Health care brands are navigating a pandemic-era marketplace that is requiring them to create experiences that are as easy and enjoyable to use as Amazon and Netflix.
“Most health agencies are still living in the past,” said Michael McNamara, managing director of McKinney’s recently launched health and wellness practice, noting that many shops are under-utilizing marketing tools like data, social and technology. McNamara joined the division with the goal of modernizing the standard approach to health care advertising.
The pandemic served to accelerate trends that had been growing for years: self-diagnosis via the internet, telemedicine visits with physicians, peer-to-peer interactions between patients online, and at-home testing for everything from allergies to infections.
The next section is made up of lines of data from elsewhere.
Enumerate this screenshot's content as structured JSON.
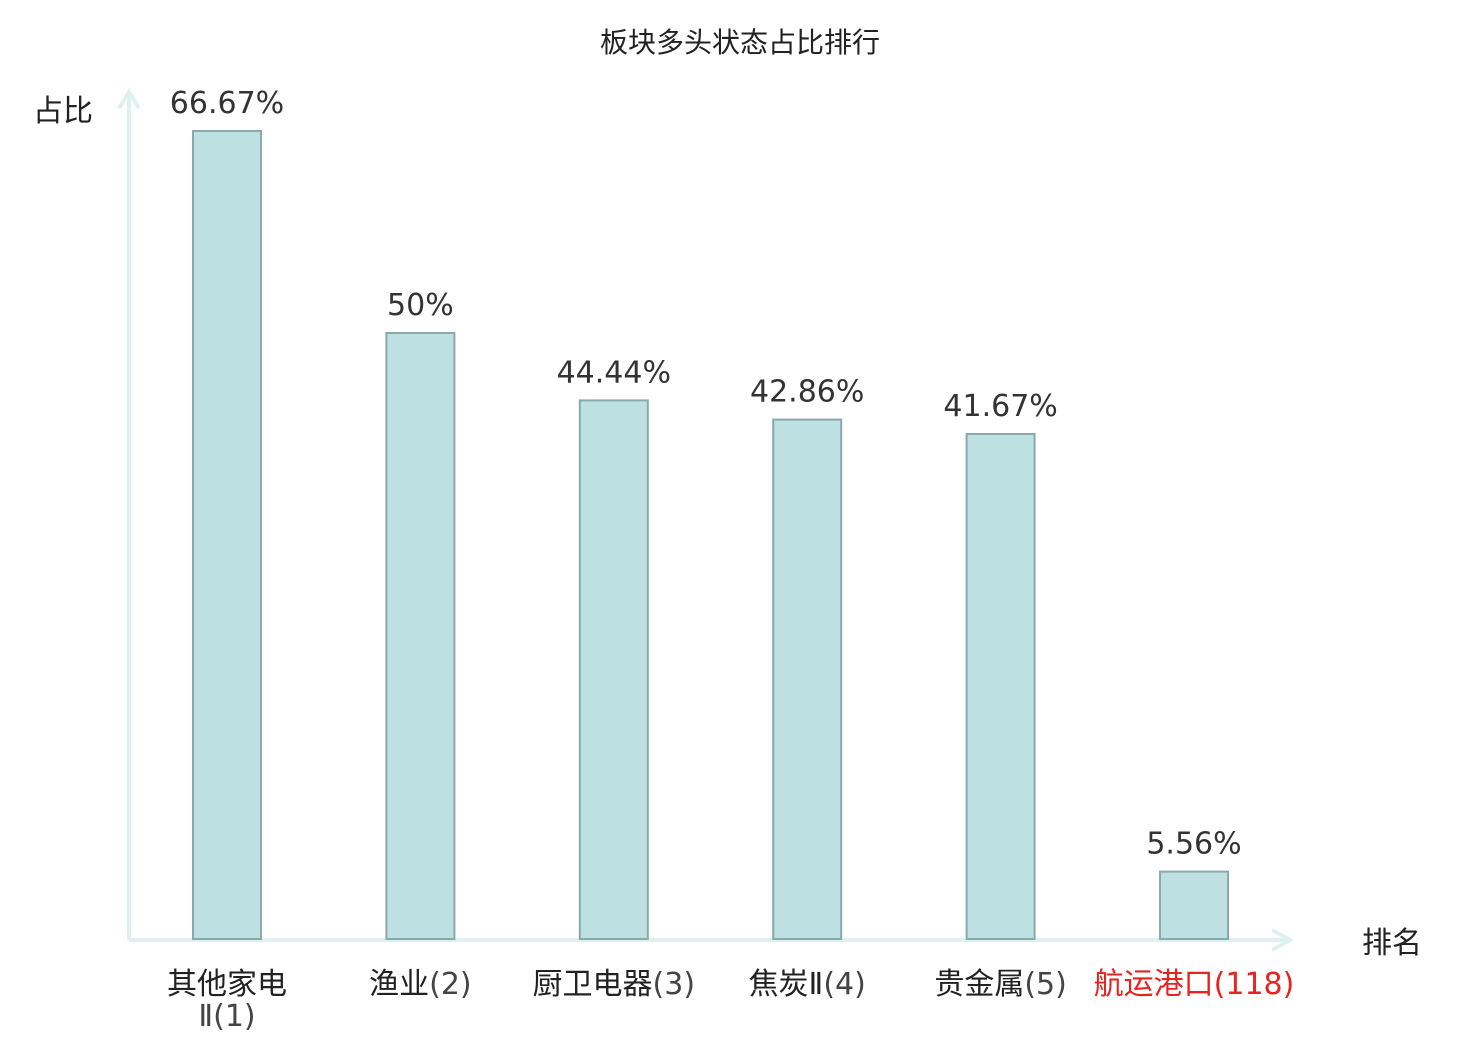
{
  "chart_data": {
    "type": "bar",
    "title": "板块多头状态占比排行",
    "ylabel": "占比",
    "xlabel": "排名",
    "categories": [
      {
        "name": "其他家电Ⅱ",
        "rank": "(1)"
      },
      {
        "name": "渔业",
        "rank": "(2)"
      },
      {
        "name": "厨卫电器",
        "rank": "(3)"
      },
      {
        "name": "焦炭Ⅱ",
        "rank": "(4)"
      },
      {
        "name": "贵金属",
        "rank": "(5)"
      },
      {
        "name": "航运港口",
        "rank": "(118)"
      }
    ],
    "values": [
      66.67,
      50,
      44.44,
      42.86,
      41.67,
      5.56
    ],
    "value_labels": [
      "66.67%",
      "50%",
      "44.44%",
      "42.86%",
      "41.67%",
      "5.56%"
    ],
    "highlight_index": 5,
    "ylim": [
      0,
      70
    ],
    "grid": false,
    "colors": {
      "bar_fill": "#bde0e2",
      "bar_stroke": "#8aa9ab",
      "axis": "#dff1ef",
      "highlight_text": "#e8231f"
    }
  }
}
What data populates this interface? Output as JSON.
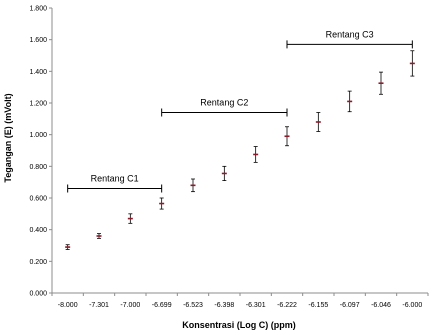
{
  "chart_data": {
    "type": "scatter",
    "title": "",
    "xlabel": "Konsentrasi  (Log C) (ppm)",
    "ylabel": "Tegangan (E) (mVolt)",
    "ylim": [
      0,
      1.8
    ],
    "y_ticks": [
      "0.000",
      "0.200",
      "0.400",
      "0.600",
      "0.800",
      "1.000",
      "1.200",
      "1.400",
      "1.600",
      "1.800"
    ],
    "categories": [
      "-8.000",
      "-7.301",
      "-7.000",
      "-6.699",
      "-6.523",
      "-6.398",
      "-6.301",
      "-6.222",
      "-6.155",
      "-6.097",
      "-6.046",
      "-6.000"
    ],
    "series": [
      {
        "values": [
          0.29,
          0.36,
          0.47,
          0.565,
          0.68,
          0.755,
          0.875,
          0.99,
          1.08,
          1.21,
          1.325,
          1.45
        ],
        "errors": [
          0.015,
          0.015,
          0.03,
          0.035,
          0.04,
          0.045,
          0.05,
          0.06,
          0.06,
          0.065,
          0.07,
          0.08
        ]
      }
    ],
    "annotations": [
      {
        "label": "Rentang C1",
        "from": "-8.000",
        "to": "-6.699",
        "y": 0.66
      },
      {
        "label": "Rentang C2",
        "from": "-6.699",
        "to": "-6.222",
        "y": 1.14
      },
      {
        "label": "Rentang C3",
        "from": "-6.222",
        "to": "-6.000",
        "y": 1.57
      }
    ],
    "marker_color": "#8b1a2b",
    "error_color": "#000000",
    "axis_color": "#8c8c8c",
    "grid": false,
    "legend": "none"
  }
}
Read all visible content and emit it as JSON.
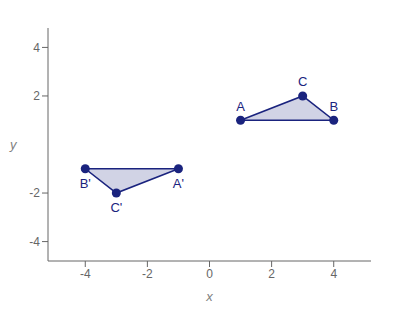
{
  "chart_data": {
    "type": "scatter",
    "xlabel": "x",
    "ylabel": "y",
    "xlim": [
      -5.2,
      5.2
    ],
    "ylim": [
      -4.8,
      4.8
    ],
    "xticks": [
      -4,
      -2,
      0,
      2,
      4
    ],
    "yticks": [
      -4,
      -2,
      2,
      4
    ],
    "series": [
      {
        "type": "polygon",
        "x": [
          1,
          4,
          3
        ],
        "values": [
          1,
          1,
          2
        ],
        "labels": [
          "A",
          "B",
          "C"
        ],
        "color": "#1a237e"
      },
      {
        "type": "polygon",
        "x": [
          -1,
          -4,
          -3
        ],
        "values": [
          -1,
          -1,
          -2
        ],
        "labels": [
          "A'",
          "B'",
          "C'"
        ],
        "color": "#1a237e"
      }
    ]
  }
}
That’s led drug makers and wellness companies, along with their agencies, to consider new marketing methods. They are reaching out to social media influencers, working with disease-specific informational websites and using data to pinpoint and customize communications timed to where the patient is in his or her “health journey”—from prevention to diagnosis to cure.
“People have come to realize that patients are becoming doctors themselves,” said McNamara. “People aren’t making decisions for their health based on all experts’ help. They’re making decisions based on what they learn and what they experience.”
The challenge for the industry is meeting the expectations of this empowered consumer. “Because patients are less willing to wait and possess more knowledge about themselves, they now have the same expectation for a medicine or a health app,” said McNamara. “The experience with that brand must be as good as it is when they use Amazon Prime and Netflix.”